Contribution/Results: It enables zero-interruption training during faults, reducing progress loss to just 8% until the next checkpoint—a 92% reduction versus conventional approaches—while imposing less than 1.2% overhead on the data path. This bridges a critical gap between network- and application-layer fault tolerance, delivering truly transparent, zero-modification, RDMA-native resilience.
📝 Abstract
With gang scheduling in large-scale distributed Large Language Model training, a single network anomaly can propagate and cause complete task failure. The frequency of such anomalies increases with network scale. However, existing fault-tolerance mechanisms, such as checkpointing and runtime resilience methods, primarily operate at the application layer and inevitably cause disruptions in training progress.

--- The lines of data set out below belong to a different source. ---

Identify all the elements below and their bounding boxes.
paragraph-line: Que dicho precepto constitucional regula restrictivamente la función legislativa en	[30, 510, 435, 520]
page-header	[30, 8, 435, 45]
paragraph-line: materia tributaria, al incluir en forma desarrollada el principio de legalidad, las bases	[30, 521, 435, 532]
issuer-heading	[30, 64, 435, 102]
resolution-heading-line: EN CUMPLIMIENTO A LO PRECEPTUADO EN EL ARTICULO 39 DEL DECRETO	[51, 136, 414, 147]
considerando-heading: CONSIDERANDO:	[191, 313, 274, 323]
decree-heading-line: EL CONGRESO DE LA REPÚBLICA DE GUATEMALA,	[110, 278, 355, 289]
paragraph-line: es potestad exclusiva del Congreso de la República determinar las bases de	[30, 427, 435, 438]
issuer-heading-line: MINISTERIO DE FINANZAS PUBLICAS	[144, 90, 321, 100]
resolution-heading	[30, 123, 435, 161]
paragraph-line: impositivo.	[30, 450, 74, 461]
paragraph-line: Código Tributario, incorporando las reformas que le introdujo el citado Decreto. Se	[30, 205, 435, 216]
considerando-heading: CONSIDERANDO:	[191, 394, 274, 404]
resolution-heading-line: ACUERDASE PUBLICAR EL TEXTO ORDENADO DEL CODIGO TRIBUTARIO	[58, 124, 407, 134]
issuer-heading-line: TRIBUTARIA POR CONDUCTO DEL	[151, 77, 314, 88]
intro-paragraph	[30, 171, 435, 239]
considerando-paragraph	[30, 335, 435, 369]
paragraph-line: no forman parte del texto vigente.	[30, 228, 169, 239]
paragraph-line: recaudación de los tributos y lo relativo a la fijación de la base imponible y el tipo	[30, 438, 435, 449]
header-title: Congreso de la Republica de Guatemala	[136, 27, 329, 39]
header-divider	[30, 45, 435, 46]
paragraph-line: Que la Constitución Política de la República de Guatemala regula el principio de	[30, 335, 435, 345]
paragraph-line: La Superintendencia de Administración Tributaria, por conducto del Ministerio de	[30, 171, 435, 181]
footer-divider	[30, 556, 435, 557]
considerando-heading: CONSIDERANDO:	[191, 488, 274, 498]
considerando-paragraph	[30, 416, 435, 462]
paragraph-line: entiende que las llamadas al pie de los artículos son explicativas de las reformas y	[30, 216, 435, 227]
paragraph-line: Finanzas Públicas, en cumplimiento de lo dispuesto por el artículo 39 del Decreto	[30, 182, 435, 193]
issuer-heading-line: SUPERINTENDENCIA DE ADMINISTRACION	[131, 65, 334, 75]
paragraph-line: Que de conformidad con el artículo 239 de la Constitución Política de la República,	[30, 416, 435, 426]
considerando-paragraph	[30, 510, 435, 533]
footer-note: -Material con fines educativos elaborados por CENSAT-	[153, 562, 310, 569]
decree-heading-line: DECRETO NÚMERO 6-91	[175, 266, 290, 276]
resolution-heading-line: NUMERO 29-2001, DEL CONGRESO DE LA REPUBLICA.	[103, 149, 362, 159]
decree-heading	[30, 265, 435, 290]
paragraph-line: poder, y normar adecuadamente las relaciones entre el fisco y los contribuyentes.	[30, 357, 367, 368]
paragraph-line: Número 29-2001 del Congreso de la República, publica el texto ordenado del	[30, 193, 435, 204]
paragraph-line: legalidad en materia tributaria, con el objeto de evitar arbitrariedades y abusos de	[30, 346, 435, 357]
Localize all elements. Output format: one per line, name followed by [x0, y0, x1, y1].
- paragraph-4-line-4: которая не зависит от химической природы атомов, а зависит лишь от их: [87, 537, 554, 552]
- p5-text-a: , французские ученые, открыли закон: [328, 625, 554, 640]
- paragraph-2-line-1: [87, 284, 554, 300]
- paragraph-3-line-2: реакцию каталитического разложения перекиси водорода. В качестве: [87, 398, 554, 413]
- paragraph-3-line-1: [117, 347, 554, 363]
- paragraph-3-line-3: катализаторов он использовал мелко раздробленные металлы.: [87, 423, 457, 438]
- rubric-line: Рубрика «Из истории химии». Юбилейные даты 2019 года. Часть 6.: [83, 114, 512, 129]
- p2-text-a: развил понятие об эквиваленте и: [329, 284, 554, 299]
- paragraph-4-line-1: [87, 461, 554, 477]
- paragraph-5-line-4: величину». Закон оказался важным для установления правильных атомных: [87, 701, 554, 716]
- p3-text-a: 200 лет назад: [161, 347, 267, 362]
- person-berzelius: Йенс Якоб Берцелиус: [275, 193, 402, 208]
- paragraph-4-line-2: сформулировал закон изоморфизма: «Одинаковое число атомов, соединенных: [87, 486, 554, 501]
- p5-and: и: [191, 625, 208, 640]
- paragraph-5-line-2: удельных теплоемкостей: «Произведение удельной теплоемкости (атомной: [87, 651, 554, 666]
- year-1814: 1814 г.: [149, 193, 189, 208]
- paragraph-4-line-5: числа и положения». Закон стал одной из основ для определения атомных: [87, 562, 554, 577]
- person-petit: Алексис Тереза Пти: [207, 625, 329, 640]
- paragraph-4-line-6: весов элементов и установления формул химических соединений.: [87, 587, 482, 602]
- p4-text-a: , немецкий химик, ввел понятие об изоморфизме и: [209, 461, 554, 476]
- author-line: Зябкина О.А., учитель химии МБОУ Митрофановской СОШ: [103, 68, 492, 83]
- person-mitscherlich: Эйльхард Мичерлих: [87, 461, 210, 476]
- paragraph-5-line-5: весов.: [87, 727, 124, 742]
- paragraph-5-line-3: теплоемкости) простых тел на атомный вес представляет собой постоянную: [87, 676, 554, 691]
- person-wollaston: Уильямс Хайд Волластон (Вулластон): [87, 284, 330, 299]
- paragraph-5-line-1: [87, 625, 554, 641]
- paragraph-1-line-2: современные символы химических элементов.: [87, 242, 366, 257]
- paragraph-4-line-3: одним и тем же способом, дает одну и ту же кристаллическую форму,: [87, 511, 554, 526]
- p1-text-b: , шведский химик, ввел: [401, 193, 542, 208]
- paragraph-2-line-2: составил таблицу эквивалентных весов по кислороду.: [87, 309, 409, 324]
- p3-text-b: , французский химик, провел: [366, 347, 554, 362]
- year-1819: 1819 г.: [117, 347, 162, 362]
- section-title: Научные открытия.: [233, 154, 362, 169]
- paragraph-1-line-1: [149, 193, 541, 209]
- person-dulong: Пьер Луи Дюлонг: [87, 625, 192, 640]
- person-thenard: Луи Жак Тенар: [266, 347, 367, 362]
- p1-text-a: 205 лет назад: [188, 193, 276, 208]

We propose to address this challenge by introducing fault tolerance at the Remote Direct Memory Access (RDMA) layer and integrating it with existing application-layer techniques. We present SHIFT, a fault-resilient layer over RDMA that enables seamless redirection of RDMA traffic across different intra-host NICs. By allowing applications to continue execution in the presence of network anomalies until the next checkpoint, SHIFT effectively minimizes training progress loss. SHIFT is designed to be application-agnostic, transparent to applications, and low-overhead.
Through a carefully designed failure state machine and control flow, unmodified applications such as PyTorch with NCCL can run with RDMA-level fault tolerance. Experimental results demonstrate that SHIFT introduces minimal data path overhead while ensuring application continuity under network failures.